Come erano emerso durante "Terrazza Incontra il Terzo Valico" organizzato un mese fa da Primocanale, le difficoltà ingegneristiche e geologiche, in particolare la presenza di grisù nelle montagne, stanno complicando ulteriormente i lavori per la costruzione del Terzo Valico. Ora verranno effettuate indagini controllate sui materiali rocciosi per gestire il gas intrappolato e verrà potenziato il sistema di ventilazione. I lavori nei 600 metri della zona rossa inizieranno ad aprile e solo dopo quattro mesi sarà possibile stabilire una data precisa per il fine lavori.
"Da aprile ripartono i tre fronti col gas, gli altri stanno andando avanti. Perciò conosceremo la chiusura dei lavori quattro-cinque mesi dopo che avremo sperimentato questa nuova tecnologia che consente di procedere con valori di gas superiori" spiega il viceministro Edoardo Rixi.

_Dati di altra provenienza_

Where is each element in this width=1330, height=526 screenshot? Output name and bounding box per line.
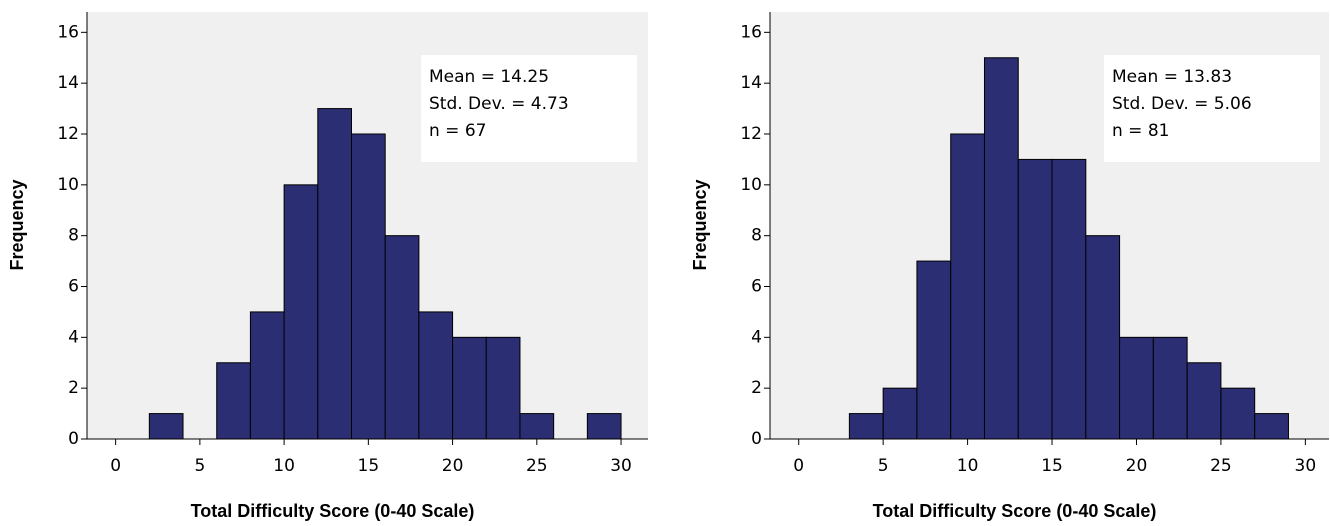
x-tick-label: 5 xyxy=(878,456,889,476)
annotation: Mean = 14.25 xyxy=(429,67,549,87)
y-tick-label: 16 xyxy=(740,22,762,42)
bar xyxy=(350,133,386,440)
bar xyxy=(418,311,454,440)
bar xyxy=(1085,235,1121,440)
bar xyxy=(1017,158,1053,440)
x-tick-label: 20 xyxy=(1126,456,1148,476)
bar xyxy=(586,413,622,440)
y-tick-label: 6 xyxy=(68,277,79,297)
y-tick-label: 0 xyxy=(68,429,79,449)
annotation: n = 67 xyxy=(429,121,486,141)
y-tick-label: 6 xyxy=(751,277,762,297)
x-tick-label: 30 xyxy=(1295,456,1317,476)
y-tick-label: 4 xyxy=(751,327,762,347)
y-tick-label: 14 xyxy=(57,73,79,93)
bar xyxy=(283,184,319,440)
x-axis-title: Total Difficulty Score (0-40 Scale) xyxy=(191,501,475,521)
annotation-box xyxy=(1104,55,1320,162)
bar xyxy=(317,108,352,440)
bar xyxy=(1119,336,1154,440)
x-tick-label: 15 xyxy=(358,456,380,476)
annotation: Mean = 13.83 xyxy=(1112,67,1232,87)
bar xyxy=(848,413,884,440)
x-tick-label: 10 xyxy=(957,456,979,476)
y-tick-label: 10 xyxy=(740,175,762,195)
y-tick-label: 8 xyxy=(68,226,79,246)
y-tick-label: 0 xyxy=(751,429,762,449)
x-tick-label: 30 xyxy=(610,456,632,476)
y-tick-label: 16 xyxy=(57,22,79,42)
bar xyxy=(1254,413,1289,440)
y-tick-label: 10 xyxy=(57,175,79,195)
x-tick-label: 0 xyxy=(110,456,121,476)
annotation: Std. Dev. = 5.06 xyxy=(1112,94,1252,114)
bar xyxy=(519,413,555,440)
y-tick-label: 12 xyxy=(740,124,762,144)
bar xyxy=(216,362,251,440)
x-axis-title: Total Difficulty Score (0-40 Scale) xyxy=(873,501,1157,521)
bar xyxy=(983,57,1019,440)
annotation: n = 81 xyxy=(1112,121,1169,141)
bar xyxy=(1220,387,1256,440)
bar xyxy=(1186,362,1222,440)
bar xyxy=(452,336,487,440)
bar xyxy=(249,311,285,440)
y-axis-title: Frequency xyxy=(7,179,27,270)
bar xyxy=(1152,336,1188,440)
bar xyxy=(384,235,420,440)
y-tick-label: 2 xyxy=(751,378,762,398)
bar xyxy=(916,260,952,440)
x-tick-label: 5 xyxy=(194,456,205,476)
x-tick-label: 0 xyxy=(793,456,804,476)
x-tick-label: 25 xyxy=(1210,456,1232,476)
bar xyxy=(950,133,985,440)
y-tick-label: 2 xyxy=(68,378,79,398)
x-tick-label: 10 xyxy=(273,456,295,476)
x-tick-label: 15 xyxy=(1041,456,1063,476)
annotation: Std. Dev. = 4.73 xyxy=(429,94,569,114)
bar xyxy=(485,336,521,440)
bar xyxy=(882,387,918,440)
annotation-box xyxy=(421,55,637,162)
y-tick-label: 8 xyxy=(751,226,762,246)
y-tick-label: 12 xyxy=(57,124,79,144)
y-axis-title: Frequency xyxy=(690,179,710,270)
x-tick-label: 20 xyxy=(442,456,464,476)
bar xyxy=(1051,158,1087,440)
bar xyxy=(148,413,184,440)
y-tick-label: 4 xyxy=(68,327,79,347)
x-tick-label: 25 xyxy=(526,456,548,476)
y-tick-label: 14 xyxy=(740,73,762,93)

Le tempistiche di completamento dell'opera sono quindi sempre più incerte. La scadenza del 2026 è critica poiché oltrepassarla comporterebbe la perdita di circa 4 miliardi di euro in finanziamenti europei. Il governo sta considerando una revisione del Pnrr, con l'obiettivo di stabilire obiettivi parziali collegati alle parti già realizzate dell'infrastruttura.
Rixi su questo tranquillizza: “Non abbiamo problemi di soldi, si perderebbero solo 200 milioni per le opere non realizzate, e su quei 200 milioni il governo è già tranquillo".